Personal information
- Full name: John Seton Karr
- Born: 8 May 1813 Malda, Bengal Presidency, British India
- Died: 26 February 1884 (aged 70) Strachur, Argyll, Scotland
- Batting: Unknown
- Relations: Walter Seton (nephew)

Domestic team information
- 1837–1838: Marylebone Cricket Club
- 1837: Oxford University

Career statistics
| Competition | First-class |
| Matches | 4 |
| Runs scored | 51 |
| Batting average | 8.50 |
| 100s/50s | –/– |
| Top score | 21* |
| Catches/stumpings | 2/– |
- Source: Cricinfo, 17 April 2020

= John Seton Karr =

English cricketer

John Seton Karr (13 May 1813 – 26 February 1884) was a Scottish first-class cricketer and clergyman.

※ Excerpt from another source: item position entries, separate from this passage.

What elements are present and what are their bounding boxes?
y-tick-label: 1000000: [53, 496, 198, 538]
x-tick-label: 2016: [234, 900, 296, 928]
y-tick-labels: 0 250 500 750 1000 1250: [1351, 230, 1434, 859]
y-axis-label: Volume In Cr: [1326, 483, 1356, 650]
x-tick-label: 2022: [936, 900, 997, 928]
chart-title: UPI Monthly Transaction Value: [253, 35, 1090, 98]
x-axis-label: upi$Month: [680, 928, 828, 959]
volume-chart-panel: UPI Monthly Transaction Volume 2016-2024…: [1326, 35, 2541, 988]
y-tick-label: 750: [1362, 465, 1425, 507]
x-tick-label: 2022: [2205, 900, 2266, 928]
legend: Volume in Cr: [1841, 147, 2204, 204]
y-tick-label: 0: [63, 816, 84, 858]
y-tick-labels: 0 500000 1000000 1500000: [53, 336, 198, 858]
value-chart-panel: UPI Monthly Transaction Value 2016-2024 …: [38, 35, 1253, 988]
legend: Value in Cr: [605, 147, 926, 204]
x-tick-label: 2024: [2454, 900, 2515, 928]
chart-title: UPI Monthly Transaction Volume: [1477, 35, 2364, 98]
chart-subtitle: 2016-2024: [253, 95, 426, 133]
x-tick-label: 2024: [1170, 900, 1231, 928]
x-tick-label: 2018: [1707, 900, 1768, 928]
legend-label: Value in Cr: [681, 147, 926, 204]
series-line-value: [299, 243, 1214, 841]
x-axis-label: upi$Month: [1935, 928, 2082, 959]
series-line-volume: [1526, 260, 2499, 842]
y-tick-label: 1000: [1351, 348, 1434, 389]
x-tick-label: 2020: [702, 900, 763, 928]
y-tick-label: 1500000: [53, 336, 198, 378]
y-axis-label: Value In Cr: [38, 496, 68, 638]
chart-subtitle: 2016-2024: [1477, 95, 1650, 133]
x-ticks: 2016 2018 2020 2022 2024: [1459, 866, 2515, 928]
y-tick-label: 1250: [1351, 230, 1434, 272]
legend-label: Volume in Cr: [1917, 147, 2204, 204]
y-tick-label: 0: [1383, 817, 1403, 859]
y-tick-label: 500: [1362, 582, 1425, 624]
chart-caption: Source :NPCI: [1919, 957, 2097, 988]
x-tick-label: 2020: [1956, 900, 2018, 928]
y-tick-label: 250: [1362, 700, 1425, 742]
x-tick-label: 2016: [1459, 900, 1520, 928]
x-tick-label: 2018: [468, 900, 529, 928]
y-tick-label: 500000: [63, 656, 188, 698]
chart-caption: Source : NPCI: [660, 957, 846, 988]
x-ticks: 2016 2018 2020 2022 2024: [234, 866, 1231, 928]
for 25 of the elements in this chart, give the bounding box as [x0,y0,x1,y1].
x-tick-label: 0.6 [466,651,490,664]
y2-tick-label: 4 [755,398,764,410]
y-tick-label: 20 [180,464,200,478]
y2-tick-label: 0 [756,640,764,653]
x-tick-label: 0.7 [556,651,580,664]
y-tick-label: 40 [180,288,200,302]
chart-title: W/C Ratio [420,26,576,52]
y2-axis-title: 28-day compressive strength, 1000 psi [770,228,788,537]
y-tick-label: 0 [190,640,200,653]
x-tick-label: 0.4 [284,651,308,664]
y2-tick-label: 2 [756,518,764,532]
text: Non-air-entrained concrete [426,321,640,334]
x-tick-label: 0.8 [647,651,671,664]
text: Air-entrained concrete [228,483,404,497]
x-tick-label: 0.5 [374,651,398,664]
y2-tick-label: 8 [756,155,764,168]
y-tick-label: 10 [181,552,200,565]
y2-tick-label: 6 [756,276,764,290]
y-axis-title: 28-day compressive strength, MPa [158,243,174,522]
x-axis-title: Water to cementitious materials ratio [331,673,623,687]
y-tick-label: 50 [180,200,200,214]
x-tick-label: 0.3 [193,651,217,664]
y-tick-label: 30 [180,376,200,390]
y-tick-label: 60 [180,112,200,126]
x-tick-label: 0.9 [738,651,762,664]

The son of Andrew Seton Karr, he was born at Malda in British India in May 1813. He later studied in England at New College at the University of Oxford. While studying at Oxford, he made his debut in first-class cricket for the Marylebone Cricket Club (MCC) against Oxford University in 1837 at Oxford. He made two further appearances in first-class cricket at Lord's in 1837, playing for Oxford University against the MCC, and for the MCC against Cambridge University. The following year, he made a final first-class appearance for the MCC against Oxford University. In his four first-class matches, Seton Karr scored 51 runs with a high score of 21 not out.

After graduating from Oxford, Seton Karr took holy orders in the Church of England. He held one ecclesiastical post during his life, that of vicar of Berkeley in Gloucestershire until his death at Strachur in Scotland in February 1884. His nephew, Walter Seton, also played first-class cricket.